The collection is split into three sections. The first could be summarized as rifts on laundry. Before the reader groans while contemplating the utter banality of the subject, he or she should know that the poems simply use the everyday, repetitive tasks as a starting point, and go far deeper. Lahey plays with ideas of domesticity and repetition. Even the poems that ostensibly have nothing to do with laundry boast clever titles that fit thematically, like “The Usual Spin.” Part meditation on time, “The Usual Spin” culminates in these great, metaphorically inventive lines:
Time is the oldest
tire, balding from overuse, unconcerned
with potholes, forward, reverse—insistent
earth tugging it down, shoving it along.
Sharp imagery and precise descriptions like this abound in the collection. There is a convincing music in these lines, too: note the repetition in the sounds—“overuse” and “reverse,” “oldest” and “insistent.” The music and the metaphorical panache rescue an otherwise straightforward, nostalgic poem about memory and time. This is one passage that stuck with me when I closed the covers after the first reading.
“Post-War Procession,” the second section of the book, consists of war poems, death poems and other poems, as Lahey notes, that were “born through contemplation of particular works of visual art” (79). The title poem of the section is a skillful pantoum about a soldier’s march back from the front. It begins:
Envy the barrel’s ability to contain nothing.
You stink of blood, a blown-open field, severed
limbs. The march in was less pungent. Puddles, open
wounds along the ditch. Your rifle cools your neck.

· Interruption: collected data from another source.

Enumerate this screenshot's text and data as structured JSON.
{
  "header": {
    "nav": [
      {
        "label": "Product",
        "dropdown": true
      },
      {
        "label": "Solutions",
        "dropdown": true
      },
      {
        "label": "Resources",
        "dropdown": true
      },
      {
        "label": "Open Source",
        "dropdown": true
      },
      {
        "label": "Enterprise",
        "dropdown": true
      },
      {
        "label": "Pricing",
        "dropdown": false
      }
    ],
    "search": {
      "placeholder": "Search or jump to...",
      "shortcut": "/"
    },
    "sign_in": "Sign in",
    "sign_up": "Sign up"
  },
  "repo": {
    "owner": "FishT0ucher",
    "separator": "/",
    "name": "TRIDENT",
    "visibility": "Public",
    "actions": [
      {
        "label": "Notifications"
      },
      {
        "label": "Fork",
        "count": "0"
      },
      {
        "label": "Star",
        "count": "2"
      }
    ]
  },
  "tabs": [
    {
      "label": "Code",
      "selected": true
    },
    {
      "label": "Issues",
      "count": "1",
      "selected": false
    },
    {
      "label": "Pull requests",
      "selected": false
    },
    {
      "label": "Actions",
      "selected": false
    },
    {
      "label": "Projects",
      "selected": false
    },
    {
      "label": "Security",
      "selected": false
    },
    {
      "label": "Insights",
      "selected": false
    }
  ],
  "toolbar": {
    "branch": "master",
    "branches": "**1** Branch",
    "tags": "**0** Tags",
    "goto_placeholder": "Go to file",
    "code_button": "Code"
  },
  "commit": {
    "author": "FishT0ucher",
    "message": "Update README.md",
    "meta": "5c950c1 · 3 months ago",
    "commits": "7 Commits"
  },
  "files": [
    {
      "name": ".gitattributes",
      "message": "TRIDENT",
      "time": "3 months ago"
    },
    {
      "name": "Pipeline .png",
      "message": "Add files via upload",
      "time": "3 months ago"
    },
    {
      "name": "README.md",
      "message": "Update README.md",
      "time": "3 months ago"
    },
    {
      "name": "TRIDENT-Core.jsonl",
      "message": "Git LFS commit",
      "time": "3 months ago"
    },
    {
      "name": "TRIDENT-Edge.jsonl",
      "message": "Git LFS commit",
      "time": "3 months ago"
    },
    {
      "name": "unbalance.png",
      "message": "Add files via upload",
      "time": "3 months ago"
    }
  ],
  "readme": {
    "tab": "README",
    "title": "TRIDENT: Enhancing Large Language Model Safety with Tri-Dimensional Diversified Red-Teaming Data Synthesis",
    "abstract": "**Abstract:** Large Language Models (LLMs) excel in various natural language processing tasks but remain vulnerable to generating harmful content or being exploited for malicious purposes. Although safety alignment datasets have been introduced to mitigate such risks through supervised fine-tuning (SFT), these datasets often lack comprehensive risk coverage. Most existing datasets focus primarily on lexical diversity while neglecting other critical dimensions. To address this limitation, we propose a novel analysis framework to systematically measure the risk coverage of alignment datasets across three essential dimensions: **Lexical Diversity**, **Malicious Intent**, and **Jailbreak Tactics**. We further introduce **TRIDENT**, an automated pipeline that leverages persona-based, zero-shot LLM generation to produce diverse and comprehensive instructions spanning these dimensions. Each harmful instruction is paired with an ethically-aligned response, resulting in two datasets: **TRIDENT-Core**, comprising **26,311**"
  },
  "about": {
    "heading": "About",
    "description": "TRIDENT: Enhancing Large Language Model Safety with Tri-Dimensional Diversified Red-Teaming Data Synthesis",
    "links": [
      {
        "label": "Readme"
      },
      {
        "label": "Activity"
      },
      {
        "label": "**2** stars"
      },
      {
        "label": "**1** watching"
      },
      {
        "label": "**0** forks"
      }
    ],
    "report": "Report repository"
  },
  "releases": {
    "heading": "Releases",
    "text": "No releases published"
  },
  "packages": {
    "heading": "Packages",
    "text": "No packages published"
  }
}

You stink of blood, a blown-open field. Severed,
still following orders, boots, the men in front,
wounds along the ditch.
The repetition conjures the actual march, the two lines resembling the two feet, the pattern of walking. In this sense, the form was an appropriate one to choose. But this facile interpretation discredits Lahey’s skill, for she is on to something more meaningful here. She is exploring the readjustments—physically and psychologically—the soldier must make between war zone and society. The reconfigured repetitions derange the senses: at first the wounds along the ditch are puddles, and next they are more ambiguous. They could possibly be puddles, but could also be shell holes or dead soldiers. The ambiguity heightens the sensation of strain the soldier experiences. And this sense of difficult readjustment is reinforced later in the poem when the repeated lines begin to vary slightly, buckling under the physical and mental strain. In fact, I would argue that post-traumatic stress, a condition with a strong component of repetition, is being explored beneath the poem’s surface. The poem is a powerful and very apt use of this form; it was deservedly included in the anthology In Fine Form.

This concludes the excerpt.